The report also included county-by-county totals on housing “underproduction” – defined as the gap between growth in households and growth in housing units – between 2006 and 2017.
Two of Milwaukee County’s four neighboring counties “underproduced” in housing, and two saw housing surpluses in that period, according to the report:
Waukesha County added 13,199 households and 10,986 housing units; Washington County added 4,019 households and 4,289 housing units; Ozaukee County added 2,909 households and 2,082 housing units, and Racine County added 2,319 households and 2,645 housing units.
But the most stunning statistics documented by race who owned Wisconsin homes in 2007 – before the Great Recession – and in 2017.
*In 2007, 72% of Wisconsin’s white households owned a home; in 2017, that number had fallen to 70% – a drop of only 2%.
*In 2007, 43% of Wisconsin’s African-American households owned a home; in 2017 that number had fallen to 35% – a drop of 8%.
*In 2007, 47% of Wisconsin’s Hispanic households owned a home; in 2017 that number had fallen to 40% – a drop of 7%.
Home ownership is still considered a gateway to the middle class. A home is a couple’s single largest investment.
UW-Madison Professor Kurt Paulsen, who wrote the report, said in a WisconsinEye interview that Wisconsin has the sixth biggest gap between home ownership by white and African-American households in the nation.
The new gap – white Wisconsin households twice as likely to own a home as African-American households – “shouldn’t surprise anyone who researches housing for a living,” Paulsen said.
Nationally, about 45% of African-American households own their home, Paulsen noted.
Paulsen said Milwaukee statistics dominate the figures for home ownership by black families. Of all large American cities, Milwaukee has the third largest gap between home ownership by white and black households, he said.
Paulsen said mortgage foreclosures triggered by the Great Recession hit African-American and Hispanic households the hardest.
Democratic Rep. David Crowley, of Milwaukee, chairman of the Legislature’s Black and Latino Caucus, said black families lost jobs and then lost their homes.

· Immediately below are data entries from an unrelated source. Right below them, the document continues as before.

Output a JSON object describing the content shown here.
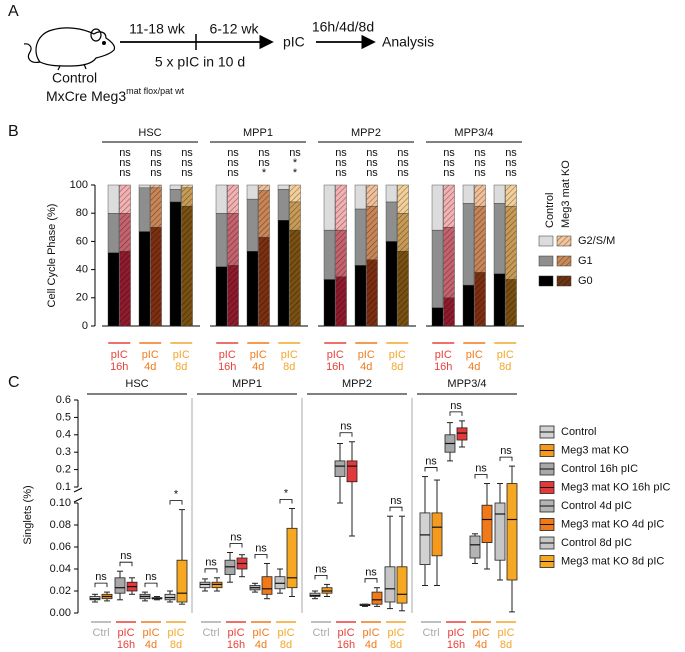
{
  "panel_a": {
    "label": "A",
    "age1": "11-18 wk",
    "age2": "6-12 wk",
    "treatment": "5 x pIC in 10 d",
    "pic": "pIC",
    "times": "16h/4d/8d",
    "analysis": "Analysis",
    "control": "Control",
    "genotype": "MxCre Meg3",
    "genotype_sup": "mat flox/pat wt"
  },
  "chart_data": [
    {
      "type": "stacked-bar",
      "panel": "B",
      "ylabel": "Cell Cycle Phase (%)",
      "ylim": [
        0,
        100
      ],
      "yticks": [
        0,
        20,
        40,
        60,
        80,
        100
      ],
      "groups": [
        "HSC",
        "MPP1",
        "MPP2",
        "MPP3/4"
      ],
      "timepoints": [
        [
          "pIC",
          "16h"
        ],
        [
          "pIC",
          "4d"
        ],
        [
          "pIC",
          "8d"
        ]
      ],
      "timepoint_colors": [
        "#e8403a",
        "#f07a1a",
        "#f2a72a"
      ],
      "genotypes": [
        "Control",
        "Meg3 mat KO"
      ],
      "significance": [
        [
          [
            "ns",
            "ns",
            "ns"
          ],
          [
            "ns",
            "ns",
            "ns"
          ],
          [
            "ns",
            "ns",
            "ns"
          ]
        ],
        [
          [
            "ns",
            "ns",
            "ns"
          ],
          [
            "ns",
            "ns",
            "*"
          ],
          [
            "ns",
            "*",
            "*"
          ]
        ],
        [
          [
            "ns",
            "ns",
            "ns"
          ],
          [
            "ns",
            "ns",
            "ns"
          ],
          [
            "ns",
            "ns",
            "ns"
          ]
        ],
        [
          [
            "ns",
            "ns",
            "ns"
          ],
          [
            "ns",
            "ns",
            "ns"
          ],
          [
            "ns",
            "ns",
            "ns"
          ]
        ]
      ],
      "series": [
        {
          "name": "G2/S/M",
          "color": "#dcdcdc",
          "ko_colors": [
            "#f3b1b3",
            "#f1c09b",
            "#f3d09a"
          ],
          "ko_legend_color": "#f2c59a",
          "values": [
            20,
            20,
            2,
            2,
            3,
            2,
            20,
            20,
            10,
            4,
            3,
            12,
            32,
            32,
            17,
            15,
            12,
            20,
            32,
            30,
            13,
            15,
            13,
            15
          ]
        },
        {
          "name": "G1",
          "color": "#8e8e8e",
          "ko_colors": [
            "#c4636d",
            "#c98555",
            "#c79b55"
          ],
          "ko_legend_color": "#c98a5a",
          "values": [
            28,
            27,
            31,
            28,
            9,
            13,
            38,
            37,
            37,
            33,
            22,
            20,
            35,
            33,
            40,
            38,
            28,
            27,
            55,
            50,
            58,
            47,
            50,
            52
          ]
        },
        {
          "name": "G0",
          "color": "#000000",
          "ko_colors": [
            "#8e1b2e",
            "#7d2f12",
            "#7a5012"
          ],
          "ko_legend_color": "#6e3416",
          "values": [
            52,
            53,
            67,
            70,
            88,
            85,
            42,
            43,
            53,
            63,
            75,
            68,
            33,
            35,
            43,
            47,
            60,
            53,
            13,
            20,
            29,
            38,
            37,
            33
          ]
        }
      ]
    },
    {
      "type": "box",
      "panel": "C",
      "ylabel": "Singlets (%)",
      "ylim": [
        0,
        0.1
      ],
      "yticks": [
        {
          "value": 0,
          "label": "0.00"
        },
        {
          "value": 0.02,
          "label": "0.02"
        },
        {
          "value": 0.04,
          "label": "0.04"
        },
        {
          "value": 0.06,
          "label": "0.06"
        },
        {
          "value": 0.08,
          "label": "0.08"
        },
        {
          "value": 0.1,
          "label": "0.10"
        }
      ],
      "ylim_upper": [
        0.1,
        0.6
      ],
      "yticks_upper": [
        0.1,
        0.2,
        0.3,
        0.4,
        0.5,
        0.6
      ],
      "groups": [
        "HSC",
        "MPP1",
        "MPP2",
        "MPP3/4"
      ],
      "xlabels": [
        [
          "Ctrl"
        ],
        [
          "pIC",
          "16h"
        ],
        [
          "pIC",
          "4d"
        ],
        [
          "pIC",
          "8d"
        ]
      ],
      "xlabel_colors": [
        "#aaaaaa",
        "#e8403a",
        "#f07a1a",
        "#f2a72a"
      ],
      "significance": [
        [
          "ns",
          "ns",
          "ns",
          "*"
        ],
        [
          "ns",
          "ns",
          "ns",
          "*"
        ],
        [
          "ns",
          "ns",
          "ns",
          "ns"
        ],
        [
          "ns",
          "ns",
          "ns",
          "ns"
        ]
      ],
      "series": [
        {
          "name": "Control",
          "color": "#d2d2d2",
          "values": [
            [
              0.01,
              0.012,
              0.013,
              0.015,
              0.017
            ],
            [
              0.02,
              0.023,
              0.026,
              0.028,
              0.031
            ],
            [
              0.013,
              0.015,
              0.016,
              0.018,
              0.02
            ],
            [
              0.025,
              0.044,
              0.071,
              0.091,
              0.16
            ]
          ]
        },
        {
          "name": "Meg3 mat KO",
          "color": "#f39a1f",
          "values": [
            [
              0.011,
              0.013,
              0.015,
              0.017,
              0.019
            ],
            [
              0.02,
              0.023,
              0.026,
              0.028,
              0.032
            ],
            [
              0.015,
              0.018,
              0.02,
              0.023,
              0.026
            ],
            [
              0.025,
              0.052,
              0.078,
              0.091,
              0.14
            ]
          ]
        },
        {
          "name": "Control 16h pIC",
          "color": "#a8a8a8",
          "values": [
            [
              0.012,
              0.018,
              0.023,
              0.032,
              0.038
            ],
            [
              0.028,
              0.035,
              0.042,
              0.048,
              0.055
            ],
            [
              0.1,
              0.16,
              0.22,
              0.25,
              0.35
            ],
            [
              0.25,
              0.3,
              0.35,
              0.4,
              0.47
            ]
          ]
        },
        {
          "name": "Meg3 mat KO 16h pIC",
          "color": "#e2393a",
          "values": [
            [
              0.017,
              0.02,
              0.024,
              0.028,
              0.032
            ],
            [
              0.033,
              0.04,
              0.045,
              0.05,
              0.053
            ],
            [
              0.07,
              0.13,
              0.22,
              0.25,
              0.36
            ],
            [
              0.33,
              0.37,
              0.41,
              0.44,
              0.48
            ]
          ]
        },
        {
          "name": "Control 4d pIC",
          "color": "#b4b4b4",
          "values": [
            [
              0.011,
              0.013,
              0.015,
              0.017,
              0.019
            ],
            [
              0.019,
              0.021,
              0.023,
              0.025,
              0.027
            ],
            [
              0.006,
              0.007,
              0.007,
              0.008,
              0.008
            ],
            [
              0.045,
              0.05,
              0.062,
              0.07,
              0.072
            ]
          ]
        },
        {
          "name": "Meg3 mat KO 4d pIC",
          "color": "#f07a1a",
          "values": [
            [
              0.012,
              0.013,
              0.013,
              0.014,
              0.015
            ],
            [
              0.013,
              0.017,
              0.022,
              0.033,
              0.045
            ],
            [
              0.006,
              0.008,
              0.012,
              0.019,
              0.023
            ],
            [
              0.04,
              0.064,
              0.085,
              0.098,
              0.12
            ]
          ]
        },
        {
          "name": "Control 8d pIC",
          "color": "#c6c6c6",
          "values": [
            [
              0.01,
              0.012,
              0.014,
              0.017,
              0.02
            ],
            [
              0.018,
              0.022,
              0.027,
              0.033,
              0.04
            ],
            [
              0.004,
              0.01,
              0.022,
              0.042,
              0.088
            ],
            [
              0.03,
              0.048,
              0.09,
              0.1,
              0.12
            ]
          ]
        },
        {
          "name": "Meg3 mat KO 8d pIC",
          "color": "#f7a823",
          "values": [
            [
              0.008,
              0.01,
              0.018,
              0.048,
              0.094
            ],
            [
              0.015,
              0.023,
              0.032,
              0.077,
              0.095
            ],
            [
              0.002,
              0.009,
              0.017,
              0.042,
              0.088
            ],
            [
              0.001,
              0.03,
              0.085,
              0.12,
              0.22
            ]
          ]
        }
      ]
    }
  ]
}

“African American communities have been hit especially hard when it comes to home ownership decline because of the sharp drop in jobs that provide a living wage within the urban centers with high African-American populations,” Crowley said in a statement.
“The loss of jobs accompanied by two decades of mass incarceration and over policing has shattered our communities and our families.”

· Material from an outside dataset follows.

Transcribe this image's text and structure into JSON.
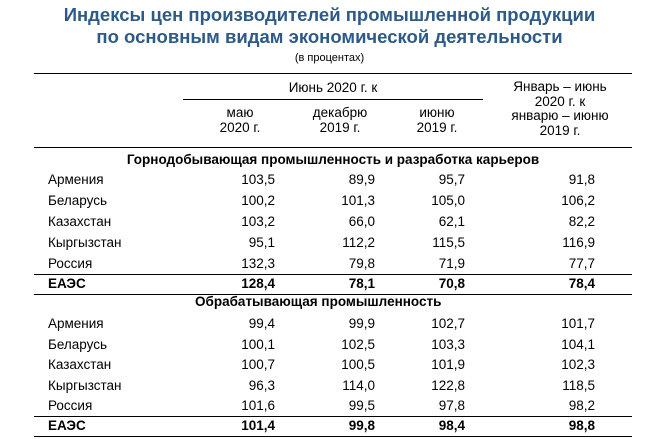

State and local elected officials must do more “to promote African-American homeownership and that starts with jobs, transportation, and ensuring all communities of color have the financial ability and access to loans to become homeowners,” Crowley added.
Realtors Association Senior Vice President Tom Larson, who joined Paulsen for the WisconsinEye interview, said the sharp drop in home ownership by minority households “highlights the need for additional housing – especially in the “starter home’ category.”

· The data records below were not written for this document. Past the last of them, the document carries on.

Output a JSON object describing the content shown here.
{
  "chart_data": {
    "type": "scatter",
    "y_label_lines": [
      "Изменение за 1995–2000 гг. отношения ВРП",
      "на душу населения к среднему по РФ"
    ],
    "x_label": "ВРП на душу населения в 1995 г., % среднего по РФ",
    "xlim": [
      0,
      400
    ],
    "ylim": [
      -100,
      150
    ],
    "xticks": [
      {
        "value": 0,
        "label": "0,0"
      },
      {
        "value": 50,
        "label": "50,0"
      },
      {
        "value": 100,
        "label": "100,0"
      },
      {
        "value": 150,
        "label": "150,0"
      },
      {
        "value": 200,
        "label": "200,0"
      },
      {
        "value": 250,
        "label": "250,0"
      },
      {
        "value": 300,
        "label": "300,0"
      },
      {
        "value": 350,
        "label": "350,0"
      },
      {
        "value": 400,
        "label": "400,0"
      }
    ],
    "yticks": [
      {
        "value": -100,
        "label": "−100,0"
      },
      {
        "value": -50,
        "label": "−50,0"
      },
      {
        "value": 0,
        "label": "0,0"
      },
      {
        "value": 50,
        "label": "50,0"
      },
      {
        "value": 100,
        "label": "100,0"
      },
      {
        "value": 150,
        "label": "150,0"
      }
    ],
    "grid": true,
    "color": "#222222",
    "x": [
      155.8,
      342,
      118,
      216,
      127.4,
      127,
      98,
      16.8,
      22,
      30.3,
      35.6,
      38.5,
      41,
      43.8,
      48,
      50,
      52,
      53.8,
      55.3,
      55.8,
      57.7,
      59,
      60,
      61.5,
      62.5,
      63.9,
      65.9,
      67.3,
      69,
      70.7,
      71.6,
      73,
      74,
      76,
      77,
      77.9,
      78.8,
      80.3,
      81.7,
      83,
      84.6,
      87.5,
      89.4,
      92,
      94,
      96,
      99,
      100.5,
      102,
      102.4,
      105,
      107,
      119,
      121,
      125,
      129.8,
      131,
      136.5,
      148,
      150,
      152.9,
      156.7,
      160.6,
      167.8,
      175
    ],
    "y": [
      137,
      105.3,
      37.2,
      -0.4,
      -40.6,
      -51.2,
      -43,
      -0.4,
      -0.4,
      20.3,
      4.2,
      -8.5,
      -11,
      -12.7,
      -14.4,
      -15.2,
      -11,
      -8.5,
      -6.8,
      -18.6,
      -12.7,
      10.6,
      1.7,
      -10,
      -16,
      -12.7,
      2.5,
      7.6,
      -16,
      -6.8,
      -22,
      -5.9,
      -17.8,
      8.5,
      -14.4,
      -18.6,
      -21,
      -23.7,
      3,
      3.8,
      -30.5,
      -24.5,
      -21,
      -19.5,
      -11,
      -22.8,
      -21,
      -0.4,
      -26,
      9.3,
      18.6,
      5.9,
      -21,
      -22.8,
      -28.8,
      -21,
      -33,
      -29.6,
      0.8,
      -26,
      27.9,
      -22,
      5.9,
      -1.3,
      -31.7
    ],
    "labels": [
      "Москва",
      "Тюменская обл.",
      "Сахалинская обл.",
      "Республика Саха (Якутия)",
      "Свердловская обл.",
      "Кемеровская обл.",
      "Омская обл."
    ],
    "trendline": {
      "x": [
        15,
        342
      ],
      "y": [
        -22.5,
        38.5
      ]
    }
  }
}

“That’s where [Wisconsin] has the greatest deficiency,” Larson added.
As a first step toward reversing the trend of not enough housing being built for home owners and renters, Larson said the Legislature should enact a tax break for first-time home buyers.
In February, Democratic Gov. Tony Evers recommended giving individuals a $5,000 annual tax deduction, and couples up to $10,000, to help them buy a first home.
Republicans who control the Legislature refused to consider it, however.